Umpires at Wimbledon, Roland Garros, and Arthur Ashe Stadium might deserve a break, according to a new
study published online this week in
Proceedings of the Royal Society B. The study found that disputes over close calls during professional tennis matches arise because of double faults in the way information is processed in the brains of players and umpires. Nonetheless, both perceptions are remarkably accurate, though umpires are in the right most of the time.
At next month's French Open, tennis balls will fly across the court at
speeds of up to 150 mph. In such a fast-moving sport, arguments often erupt between players and umpires as to whether a ball bounces inside or outside the boundary lines. So in 2006, major tennis tournaments introduced a high-tech, ball-tracking system called
Hawk-Eye that can pinpoint the ball's position to within a tenth of an inch. Line calls are still made by umpires, but players are allowed to challenge an umpire's decision twice per set of play.
"It occurred to me that the data collected as a by-product of Hawk-Eye is a perceptual experiment that could reveal something interesting about how decisions are made," said
George Mather, a psychologist at the University of Sussex in England who led the study.
Mather, who studies how humans perceive motion and is a huge Roger Federer fan, investigated 1473 challenges made by 246 players to test whether disputes occur because of perceptual
uncertainty, or as a backhanded way for players to get ahead. He found that 94% of challenges occurred within about 4 inches of the line — a distance less than twice the diameter of the ball.
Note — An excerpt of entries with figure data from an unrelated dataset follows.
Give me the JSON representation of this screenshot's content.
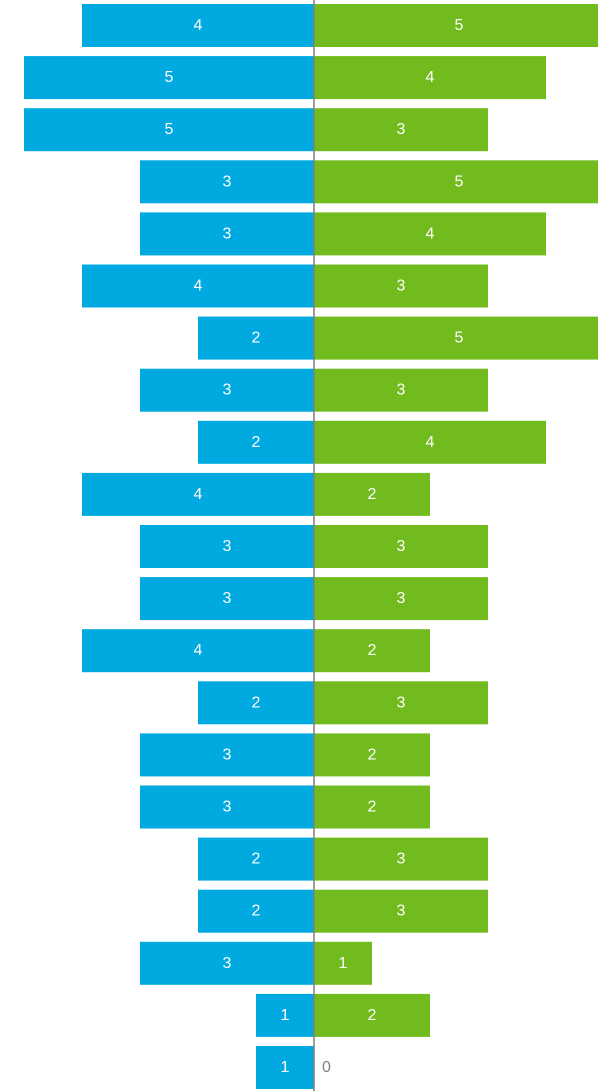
{
  "chart_data": {
    "type": "bar",
    "orientation": "horizontal-diverging",
    "xlim": [
      -5,
      5
    ],
    "grid": false,
    "legend": "none",
    "series": [
      {
        "color": "#00A9E0",
        "direction": "left",
        "values": [
          4,
          5,
          5,
          3,
          3,
          4,
          2,
          3,
          2,
          4,
          3,
          3,
          4,
          2,
          3,
          3,
          2,
          2,
          3,
          1,
          1
        ]
      },
      {
        "color": "#72BB1F",
        "direction": "right",
        "values": [
          5,
          4,
          3,
          5,
          4,
          3,
          5,
          3,
          4,
          2,
          3,
          3,
          2,
          3,
          2,
          2,
          3,
          3,
          1,
          2,
          0
        ]
      }
    ],
    "colors": {
      "axis": "#7F7F7F",
      "label_inside": "#FFFFFF",
      "label_outside": "#7F7F7F"
    }
  }
}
Both players and umpires made mistakes, but only 40% of challenged line calls turned out to be incorrect. Advantage: umpires.
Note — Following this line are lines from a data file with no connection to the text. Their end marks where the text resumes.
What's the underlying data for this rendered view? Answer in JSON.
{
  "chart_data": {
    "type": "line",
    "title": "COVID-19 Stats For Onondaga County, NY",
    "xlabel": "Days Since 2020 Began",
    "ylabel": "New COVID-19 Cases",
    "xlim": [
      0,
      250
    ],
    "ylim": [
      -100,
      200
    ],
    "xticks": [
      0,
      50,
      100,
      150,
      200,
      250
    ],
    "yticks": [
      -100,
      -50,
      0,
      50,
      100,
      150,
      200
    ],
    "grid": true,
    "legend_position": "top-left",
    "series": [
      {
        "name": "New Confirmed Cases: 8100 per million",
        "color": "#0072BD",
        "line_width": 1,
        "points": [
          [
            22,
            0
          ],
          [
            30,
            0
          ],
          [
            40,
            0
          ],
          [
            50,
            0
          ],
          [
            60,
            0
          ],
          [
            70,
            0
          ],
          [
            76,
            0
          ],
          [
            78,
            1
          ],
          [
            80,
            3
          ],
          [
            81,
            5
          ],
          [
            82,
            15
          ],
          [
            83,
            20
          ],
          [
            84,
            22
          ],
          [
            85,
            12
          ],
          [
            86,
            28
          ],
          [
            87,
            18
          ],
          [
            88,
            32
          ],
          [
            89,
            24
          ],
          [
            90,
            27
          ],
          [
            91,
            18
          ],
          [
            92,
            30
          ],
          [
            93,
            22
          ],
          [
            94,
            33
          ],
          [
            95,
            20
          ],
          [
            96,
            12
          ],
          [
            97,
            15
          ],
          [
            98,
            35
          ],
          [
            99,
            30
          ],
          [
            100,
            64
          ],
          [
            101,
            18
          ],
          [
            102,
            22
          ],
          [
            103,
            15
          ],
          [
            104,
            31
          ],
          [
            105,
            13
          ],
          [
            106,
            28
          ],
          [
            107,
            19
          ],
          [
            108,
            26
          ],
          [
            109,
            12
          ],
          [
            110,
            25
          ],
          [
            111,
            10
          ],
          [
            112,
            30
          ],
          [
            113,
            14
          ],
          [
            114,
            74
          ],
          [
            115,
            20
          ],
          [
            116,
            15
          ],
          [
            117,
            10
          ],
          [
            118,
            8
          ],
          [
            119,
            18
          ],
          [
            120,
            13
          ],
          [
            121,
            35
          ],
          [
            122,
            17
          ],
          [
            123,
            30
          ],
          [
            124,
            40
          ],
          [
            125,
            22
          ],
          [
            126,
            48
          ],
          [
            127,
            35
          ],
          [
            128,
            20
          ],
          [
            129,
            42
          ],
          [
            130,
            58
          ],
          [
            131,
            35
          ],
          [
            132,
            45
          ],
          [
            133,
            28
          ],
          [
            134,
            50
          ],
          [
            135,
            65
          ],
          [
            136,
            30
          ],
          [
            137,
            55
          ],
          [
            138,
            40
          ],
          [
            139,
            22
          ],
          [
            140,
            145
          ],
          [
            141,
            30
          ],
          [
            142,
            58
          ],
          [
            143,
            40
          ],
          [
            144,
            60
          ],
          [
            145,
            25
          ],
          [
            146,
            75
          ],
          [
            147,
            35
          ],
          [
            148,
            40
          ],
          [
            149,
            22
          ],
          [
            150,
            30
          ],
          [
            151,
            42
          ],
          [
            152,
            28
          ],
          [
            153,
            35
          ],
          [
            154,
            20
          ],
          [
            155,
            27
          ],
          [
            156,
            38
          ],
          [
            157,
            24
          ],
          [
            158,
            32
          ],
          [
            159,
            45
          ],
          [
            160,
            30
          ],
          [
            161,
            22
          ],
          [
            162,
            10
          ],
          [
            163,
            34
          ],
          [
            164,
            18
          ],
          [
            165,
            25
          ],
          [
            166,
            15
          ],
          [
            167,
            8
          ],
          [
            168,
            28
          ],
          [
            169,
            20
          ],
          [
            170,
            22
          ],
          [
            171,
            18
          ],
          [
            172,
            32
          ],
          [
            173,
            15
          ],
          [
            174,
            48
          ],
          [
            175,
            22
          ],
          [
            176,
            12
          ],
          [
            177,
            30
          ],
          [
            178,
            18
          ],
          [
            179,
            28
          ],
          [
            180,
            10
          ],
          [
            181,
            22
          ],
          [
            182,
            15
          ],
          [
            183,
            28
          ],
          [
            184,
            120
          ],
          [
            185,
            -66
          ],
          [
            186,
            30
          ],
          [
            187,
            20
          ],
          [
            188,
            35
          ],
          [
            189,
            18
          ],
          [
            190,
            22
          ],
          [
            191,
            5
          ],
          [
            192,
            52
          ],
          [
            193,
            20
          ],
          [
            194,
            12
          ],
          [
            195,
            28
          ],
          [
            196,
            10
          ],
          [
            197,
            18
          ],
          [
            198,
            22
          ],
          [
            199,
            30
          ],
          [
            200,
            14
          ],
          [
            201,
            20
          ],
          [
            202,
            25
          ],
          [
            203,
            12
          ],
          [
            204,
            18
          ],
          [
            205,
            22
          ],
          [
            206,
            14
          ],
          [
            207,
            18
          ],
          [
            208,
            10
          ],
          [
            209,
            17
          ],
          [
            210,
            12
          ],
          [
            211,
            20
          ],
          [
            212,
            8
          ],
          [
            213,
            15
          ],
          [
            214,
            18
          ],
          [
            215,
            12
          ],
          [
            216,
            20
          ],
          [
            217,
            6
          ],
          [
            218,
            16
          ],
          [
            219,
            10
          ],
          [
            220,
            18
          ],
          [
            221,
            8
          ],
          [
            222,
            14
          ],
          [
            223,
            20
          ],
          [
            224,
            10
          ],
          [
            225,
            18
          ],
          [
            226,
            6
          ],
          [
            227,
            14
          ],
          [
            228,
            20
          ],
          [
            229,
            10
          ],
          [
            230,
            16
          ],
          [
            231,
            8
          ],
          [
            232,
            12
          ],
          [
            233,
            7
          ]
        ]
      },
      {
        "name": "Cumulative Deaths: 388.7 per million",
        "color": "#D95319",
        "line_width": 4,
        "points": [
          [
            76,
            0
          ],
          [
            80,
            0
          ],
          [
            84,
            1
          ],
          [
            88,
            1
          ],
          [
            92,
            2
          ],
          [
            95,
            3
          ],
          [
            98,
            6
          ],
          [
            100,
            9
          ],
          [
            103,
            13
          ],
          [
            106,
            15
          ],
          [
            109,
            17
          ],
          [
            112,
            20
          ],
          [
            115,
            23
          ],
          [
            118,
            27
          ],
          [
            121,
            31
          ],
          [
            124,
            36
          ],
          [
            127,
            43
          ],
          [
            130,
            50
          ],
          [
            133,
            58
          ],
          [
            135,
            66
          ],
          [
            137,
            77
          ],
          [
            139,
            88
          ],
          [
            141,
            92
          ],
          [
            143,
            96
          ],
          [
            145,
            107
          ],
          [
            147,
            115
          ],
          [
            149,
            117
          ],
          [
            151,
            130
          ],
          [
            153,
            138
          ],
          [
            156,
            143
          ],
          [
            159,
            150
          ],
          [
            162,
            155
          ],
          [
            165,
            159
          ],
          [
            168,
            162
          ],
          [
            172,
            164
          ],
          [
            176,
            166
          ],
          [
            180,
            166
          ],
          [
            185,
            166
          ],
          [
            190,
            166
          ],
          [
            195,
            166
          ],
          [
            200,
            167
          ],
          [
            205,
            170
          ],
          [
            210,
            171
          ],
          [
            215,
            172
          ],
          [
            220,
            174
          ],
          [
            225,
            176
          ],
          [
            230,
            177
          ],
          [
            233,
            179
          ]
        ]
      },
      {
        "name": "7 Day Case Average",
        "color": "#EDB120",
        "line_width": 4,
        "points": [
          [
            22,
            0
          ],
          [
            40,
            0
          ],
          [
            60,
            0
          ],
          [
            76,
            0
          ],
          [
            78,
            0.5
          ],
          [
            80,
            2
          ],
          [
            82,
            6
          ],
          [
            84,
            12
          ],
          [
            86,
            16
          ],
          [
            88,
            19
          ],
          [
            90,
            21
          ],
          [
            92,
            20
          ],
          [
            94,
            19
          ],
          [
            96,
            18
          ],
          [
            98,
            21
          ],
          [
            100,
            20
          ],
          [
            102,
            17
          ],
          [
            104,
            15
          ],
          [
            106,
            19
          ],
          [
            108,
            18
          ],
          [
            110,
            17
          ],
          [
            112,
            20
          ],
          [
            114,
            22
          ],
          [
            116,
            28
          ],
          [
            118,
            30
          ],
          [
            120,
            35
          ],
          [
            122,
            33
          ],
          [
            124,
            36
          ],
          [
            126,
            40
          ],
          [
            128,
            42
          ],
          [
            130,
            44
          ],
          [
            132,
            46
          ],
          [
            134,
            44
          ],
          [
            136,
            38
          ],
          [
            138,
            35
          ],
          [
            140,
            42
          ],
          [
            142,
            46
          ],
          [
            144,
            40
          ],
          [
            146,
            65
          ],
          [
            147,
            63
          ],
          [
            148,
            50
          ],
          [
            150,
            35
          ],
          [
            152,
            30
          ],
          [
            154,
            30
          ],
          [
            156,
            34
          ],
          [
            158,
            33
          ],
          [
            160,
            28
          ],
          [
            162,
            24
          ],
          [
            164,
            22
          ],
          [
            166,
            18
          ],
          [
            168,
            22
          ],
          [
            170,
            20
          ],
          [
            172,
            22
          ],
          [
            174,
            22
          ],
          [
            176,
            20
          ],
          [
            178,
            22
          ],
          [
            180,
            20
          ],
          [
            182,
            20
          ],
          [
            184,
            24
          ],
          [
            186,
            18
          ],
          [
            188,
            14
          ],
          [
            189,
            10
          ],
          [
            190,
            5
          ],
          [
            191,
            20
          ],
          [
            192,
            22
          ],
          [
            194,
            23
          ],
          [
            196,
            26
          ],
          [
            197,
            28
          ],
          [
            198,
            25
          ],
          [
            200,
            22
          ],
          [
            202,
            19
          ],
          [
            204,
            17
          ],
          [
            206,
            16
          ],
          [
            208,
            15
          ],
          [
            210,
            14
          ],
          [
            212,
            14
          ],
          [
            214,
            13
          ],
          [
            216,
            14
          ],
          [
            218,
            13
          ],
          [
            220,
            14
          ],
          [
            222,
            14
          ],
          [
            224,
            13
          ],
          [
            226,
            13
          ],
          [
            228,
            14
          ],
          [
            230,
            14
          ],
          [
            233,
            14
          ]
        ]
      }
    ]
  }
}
Mather found a sharp peak in challenges the closer the ball landed to the boundary lines, which suggested that disputes occur because of minor
perceptual differences between the brains of players and umpires, rather than because of gamesmanship or lapses in concentration. So Mather created a computer model in which a ball bounces, and theoretical players and umpires judge the ball's position — either in or out — but with a small amount of uncertainty that follows a simple bell-shaped curve. If the players and judges agree, then the simulation ends. But if they disagree, the player challenges the call, and the ball's true location is used to settle the dispute, just as Hawk-Eye does in real life.
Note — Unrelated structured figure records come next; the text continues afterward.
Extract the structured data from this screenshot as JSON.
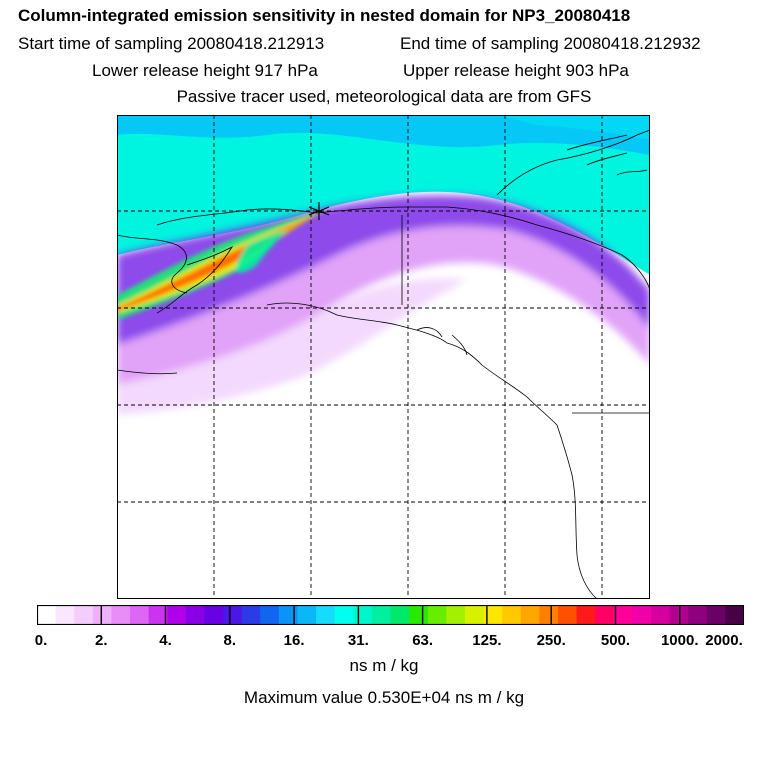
{
  "header": {
    "title": "Column-integrated emission sensitivity in nested domain for NP3_20080418",
    "start_label": "Start time of sampling 20080418.212913",
    "end_label": "End time of sampling 20080418.212932",
    "lower_label": "Lower release height  917 hPa",
    "upper_label": "Upper release height  903 hPa",
    "tracer_note": "Passive tracer used, meteorological data are from GFS"
  },
  "colorbar": {
    "tick_labels": [
      "0.",
      "2.",
      "4.",
      "8.",
      "16.",
      "31.",
      "63.",
      "125.",
      "250.",
      "500.",
      "1000.",
      "2000."
    ],
    "units": "ns m / kg",
    "colors": [
      "#ffffff",
      "#fbe6ff",
      "#f5cdfd",
      "#eeb0fb",
      "#e88cf8",
      "#dd66f5",
      "#cc33f0",
      "#b000ea",
      "#8a00e6",
      "#6a00e4",
      "#4b16e6",
      "#2b3be8",
      "#1166f0",
      "#0b93f5",
      "#0ab8f8",
      "#16dcfb",
      "#00ffee",
      "#00f7cb",
      "#00f0a0",
      "#00e96a",
      "#27ea00",
      "#67ed00",
      "#a3f000",
      "#d6f200",
      "#ffe600",
      "#ffc800",
      "#ffa600",
      "#ff7f00",
      "#ff4f00",
      "#ff1a1a",
      "#ff0066",
      "#ff0099",
      "#f000a8",
      "#d6009f",
      "#b10090",
      "#8f0080",
      "#6b0066",
      "#4a0047"
    ]
  },
  "max_value_text": "Maximum value  0.530E+04 ns m / kg",
  "map": {
    "source_marker": "receptor-cross"
  }
}
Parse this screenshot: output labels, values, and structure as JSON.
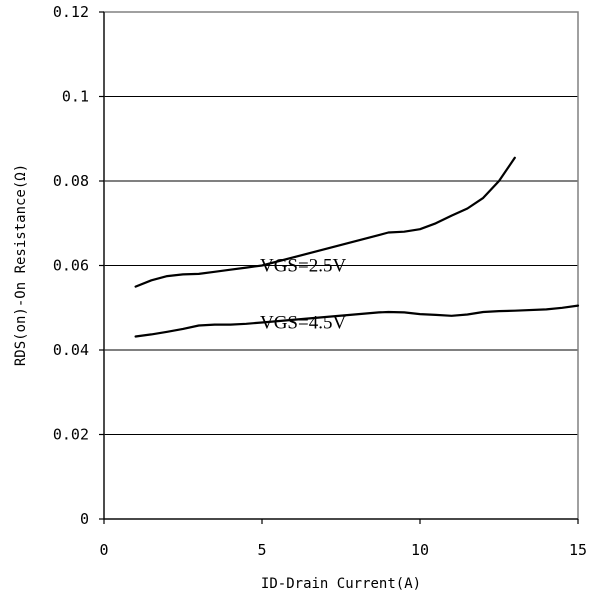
{
  "chart_data": {
    "type": "line",
    "xlabel": "ID-Drain Current(A)",
    "ylabel": "RDS(on)-On Resistance(Ω)",
    "xlim": [
      0,
      15
    ],
    "ylim": [
      0,
      0.12
    ],
    "x_ticks": [
      {
        "value": 0,
        "label": "0"
      },
      {
        "value": 5,
        "label": "5"
      },
      {
        "value": 10,
        "label": "10"
      },
      {
        "value": 15,
        "label": "15"
      }
    ],
    "y_ticks": [
      {
        "value": 0,
        "label": "0"
      },
      {
        "value": 0.02,
        "label": "0.02"
      },
      {
        "value": 0.04,
        "label": "0.04"
      },
      {
        "value": 0.06,
        "label": "0.06"
      },
      {
        "value": 0.08,
        "label": "0.08"
      },
      {
        "value": 0.1,
        "label": "0.1"
      },
      {
        "value": 0.12,
        "label": "0.12"
      }
    ],
    "grid": "horizontal",
    "series": [
      {
        "name": "VGS=2.5V",
        "points": [
          [
            1,
            0.055
          ],
          [
            1.5,
            0.0565
          ],
          [
            2,
            0.0575
          ],
          [
            2.5,
            0.0579
          ],
          [
            3,
            0.058
          ],
          [
            3.5,
            0.0585
          ],
          [
            4,
            0.059
          ],
          [
            4.5,
            0.0595
          ],
          [
            5,
            0.06
          ],
          [
            8.7,
            0.0672
          ],
          [
            9,
            0.0678
          ],
          [
            9.5,
            0.068
          ],
          [
            10,
            0.0686
          ],
          [
            10.5,
            0.07
          ],
          [
            11,
            0.0718
          ],
          [
            11.5,
            0.0735
          ],
          [
            12,
            0.076
          ],
          [
            12.5,
            0.08
          ],
          [
            13,
            0.0855
          ]
        ]
      },
      {
        "name": "VGS=4.5V",
        "points": [
          [
            1,
            0.0432
          ],
          [
            1.5,
            0.0437
          ],
          [
            2,
            0.0443
          ],
          [
            2.5,
            0.045
          ],
          [
            3,
            0.0458
          ],
          [
            3.5,
            0.046
          ],
          [
            4,
            0.046
          ],
          [
            4.5,
            0.0462
          ],
          [
            5,
            0.0465
          ],
          [
            8.7,
            0.0489
          ],
          [
            9,
            0.049
          ],
          [
            9.5,
            0.0489
          ],
          [
            10,
            0.0485
          ],
          [
            10.5,
            0.0483
          ],
          [
            11,
            0.0481
          ],
          [
            11.5,
            0.0484
          ],
          [
            12,
            0.049
          ],
          [
            12.5,
            0.0492
          ],
          [
            13,
            0.0493
          ],
          [
            14,
            0.0496
          ],
          [
            14.5,
            0.05
          ],
          [
            15,
            0.0505
          ]
        ]
      }
    ]
  }
}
The model paralleled the data from actual matches with a high degree of accuracy, indicating that players' and umpires' brains make errors in predictable ways. "You can actually capture performance very accurately by introducing a bit of noise into the decision-making process," Mather told
The Scientist.
The study "took what we do in the dark rooms and labs and put it out into the real world," said
Saumil Patel of the University of Texas Medical School at Houston, who was not involved in the study. He was surprised such a simple model could capture complicated neural processes when "more than half the brain is involved in these types of decisions." By treating the brain as a "black box" in the model, Patel said the ball was still in Mather's court to show "what areas of the brain are involved or what mechanisms are used to arrive at these judgments."
Mather's model predicted that an umpire should only make a few perceptual mistakes per set; making the player's two challenges per set limit a pretty accurate one, according to the researcher.
Michael Wright of Brunel University in London, England, was impressed with this result, but wondered whether umpires' performances change over the course of a match. Mather's analysis was based on more than 1,000 decisions, Wright noted, but performance might wane over time because of exhaustion, or possibly even improve if umpires enter the
sweet spot of attentiveness.
Mather's analysis also grouped athletes of different skill levels together. But were top-ranking players like Roger Federer or the Williams sisters better at making line calls than others? Actually no, said Mather, adding that the grand slam explanation for the kinds of outbursts that made
John McEnroe famous remains simple random fluctuations in perception.